Mock REST web service

  • Spark – microframework for Java 8
  • Good discussion of why record/replay shouldn’t be the only tool for testers
  • Spark is a call to get (or the appropriate verb) method taking params for the URL and then a lambda for request/response logic
  • Rest Assured for testing – can integrate with Spark. Fluent API style

Test Web UI

  • Selenium for in browser testing.
  • Nobody in the room is using Selenium IDE. [good that everyone using it is on RC!]
  • Selenium uses a browser specific executable file
  • Workflow – Navigation, Integration (find a web element), Manipulation (click/update text), Synchronization (wait for dynamic elements/async request)
  • Chrome gives a warning that automated software opened the window [that’s awesome! you know it isn’t malicious if you did it and you know which isn’t your interactive session]

Test mobile UI

  • Appium uses same API/DSL as Selenium.
  • Can run Appium test on real device or emulator
  • Workflow – Desired Capabilities (ex: size), Session (start session), Interrogation/Manipulation, Synchronization

Best practices

  • Test against server, not just your machine
  • Use software to change the internet speed
  • Use page objects so test scripts are modular
  • Avoid XPATH
  • For mobile, have scripts for both fresh and pre-installed apps

My take: Good end to the day. It was nice to see a bunch of tools in a short time both on slides and with demos/live coding of each. The presenters were one tester and one developer creating a bunch of jokes back and forth.

 

JavaOne – Building and Testing Java 9 Applications with Gradle

“Building and Testing Java 9 Applications with Gradle”

Speaker: Cédric Champeau
Deck on GitHub

For more blog posts from JavaOne, see the table of contents


General

  • First version of Java that is not backward compatible
  • Did review of Java 9 modules
  • Gradle can run on Java 8 or 9.
  • No built in support for module path
  • Some plugins don’t work – ex: FindBugs. Will be hard to figure out if plugin or Gradle’s fault. Some mocking frameworks will require upgrade as well.
  • Gradle 3.4 introduce a Java library plugin so can separate API and implementations dependencies. Just like modules!

Migrating to Java 9

  • Sample app with 6 modules
  • Uses reflection and service loader code so non trivial
  • implementation (requires) vs api (transitive ok) – paves way for Java 9
  • Replace META-INF/services with “provides” in module-info

Testing

  • want to compile main and tests separately. is that one or two modules? if two modules, prevent from seeing each other.
  • hack the java compiler task to give it the classpath as module path
  • use a patch module so main and test code are one module and the tests can access the package private classes.
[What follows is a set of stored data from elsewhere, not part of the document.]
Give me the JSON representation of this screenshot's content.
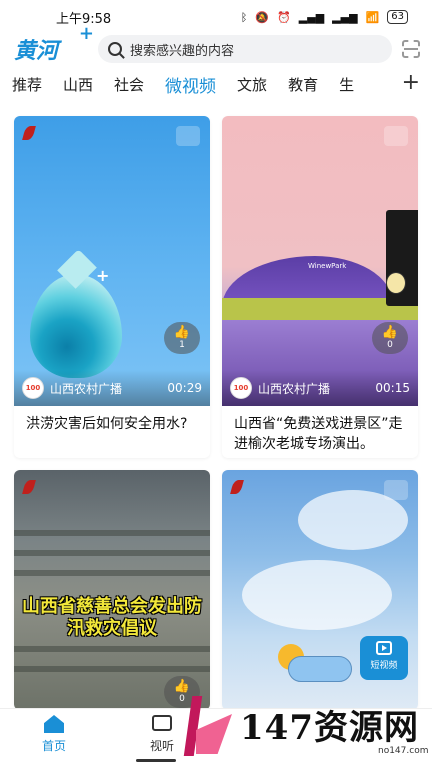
{
  "status_bar": {
    "time": "上午9:58",
    "icons": [
      "bluetooth-icon",
      "mute-icon",
      "alarm-icon",
      "signal-icon",
      "signal-icon",
      "wifi-icon"
    ],
    "battery": "63"
  },
  "header": {
    "logo": "黄河",
    "logo_plus": "+",
    "search_placeholder": "搜索感兴趣的内容"
  },
  "tabs": [
    {
      "label": "推荐",
      "active": false
    },
    {
      "label": "山西",
      "active": false
    },
    {
      "label": "社会",
      "active": false
    },
    {
      "label": "微视频",
      "active": true
    },
    {
      "label": "文旅",
      "active": false
    },
    {
      "label": "教育",
      "active": false
    },
    {
      "label": "生",
      "active": false
    }
  ],
  "tab_add": "+",
  "cards": [
    {
      "channel": "山西农村广播",
      "duration": "00:29",
      "likes": "1",
      "title": "洪涝灾害后如何安全用水?",
      "avatar": "山西100"
    },
    {
      "channel": "山西农村广播",
      "duration": "00:15",
      "likes": "0",
      "title": "山西省“免费送戏进景区”走进榆次老城专场演出。",
      "avatar": "山西100",
      "hill_text": "WinewPark"
    },
    {
      "likes": "0",
      "overlay_title": "山西省慈善总会发出防汛救灾倡议"
    },
    {
      "short_video_label": "短视频"
    }
  ],
  "bottom_nav": [
    {
      "label": "首页",
      "active": true
    },
    {
      "label": "视听",
      "active": false
    }
  ],
  "watermark": {
    "text": "147资源网",
    "url": "no147.com"
  },
  "colors": {
    "accent": "#1a8fd6",
    "watermark_pink": "#f06292"
  }
}
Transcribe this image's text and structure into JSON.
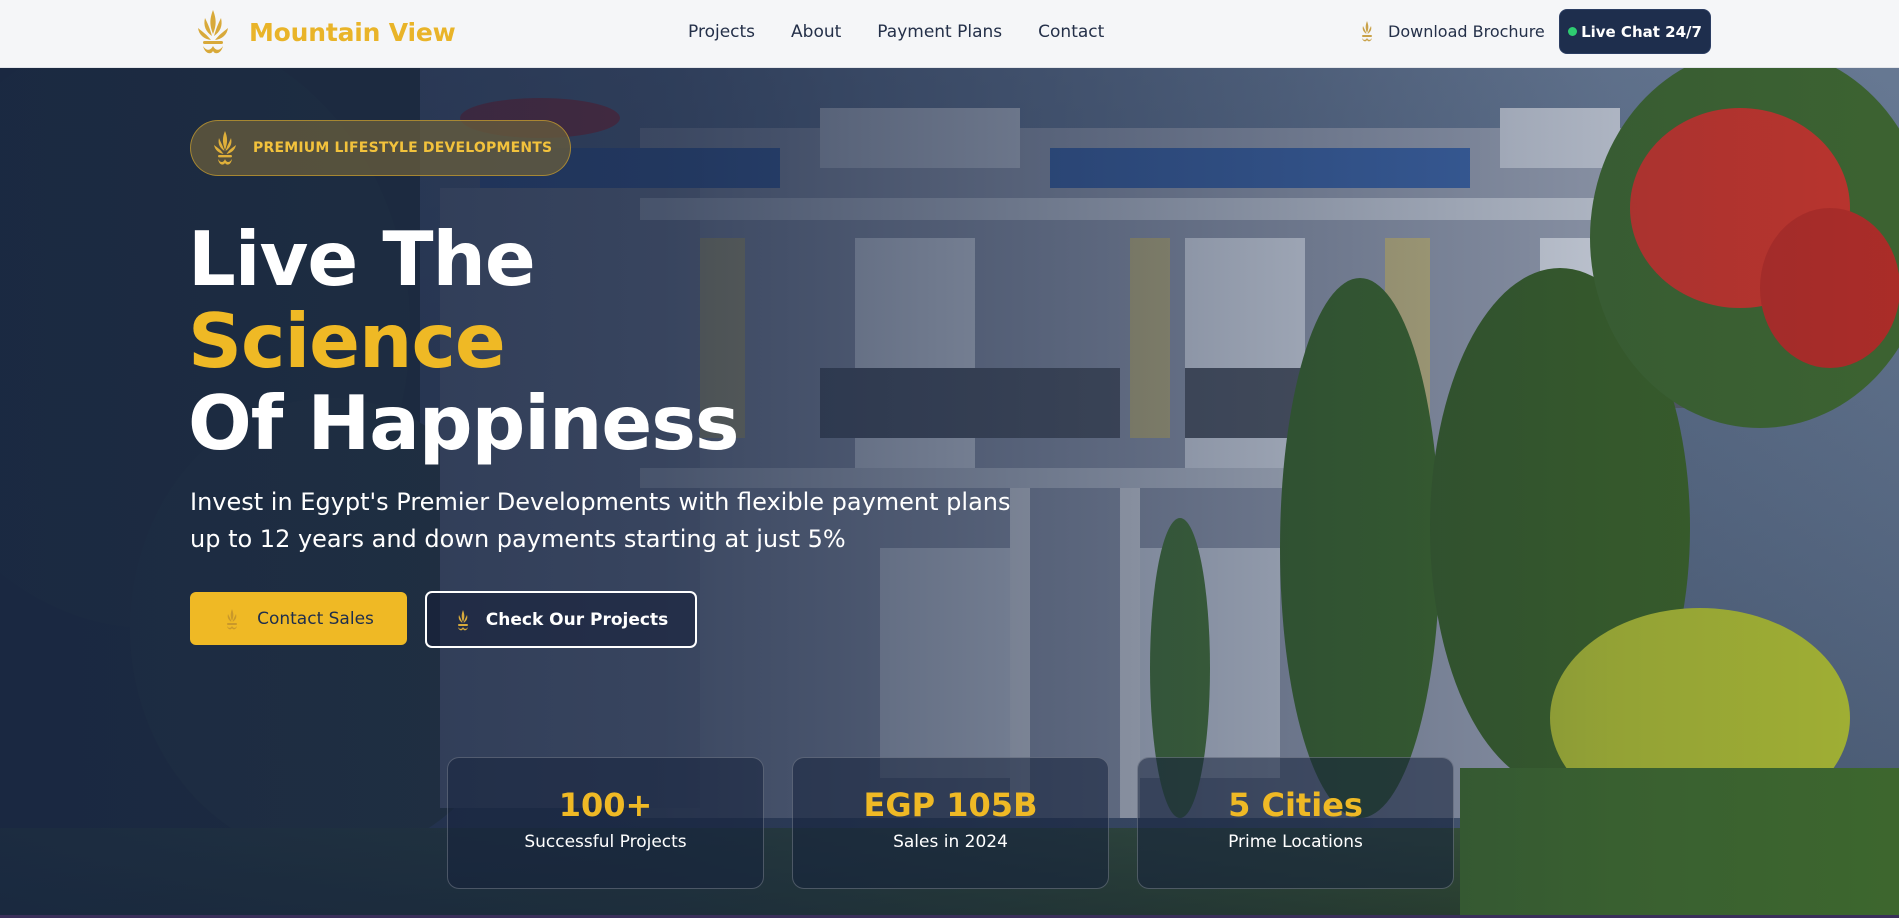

Also gives JUnit the right to read the classes.
  • so still compile separately but create one module

Automatic modules

  • “How many of you have a jar named util.jar?”
  • Reserve automatic module name now by setting Automatic-Module-Name in the manifest
  • They when upgrade to Java 9, use that name

Multi-Release Jars

  • Said multi-release jars are a bad idea because odds are low the dependencies are the same
  • Old way was to use reflection to determine which version available
  • /src/main/java – shared sources
  • /src/main/java9 – java 9 specific sources
  • Tell gradle which versions of Java to compile each with and differences in dependencies
  • ex: java9Implementation for dependencies – points it to shared sources

Future

  • Working on experimental jigsaw plugin which takes care of various tweaks demoed today. org.gradle.java.experimental-jigsaw

My take: This was interesting. I was a little distracted because I realized I needed to figure out a few presentation things for a larger room. So I was doing a little setup on my computer for tomorrow. It was hard to multi-task though. Cédric’s presentation was good and kept pulling me in :). Also the story teller app was cute. So I wasn’t satisfied in my level of paying attention or my level of getting ready for tomorrow. Oh well. I proved the downsides of “multi-tasking”.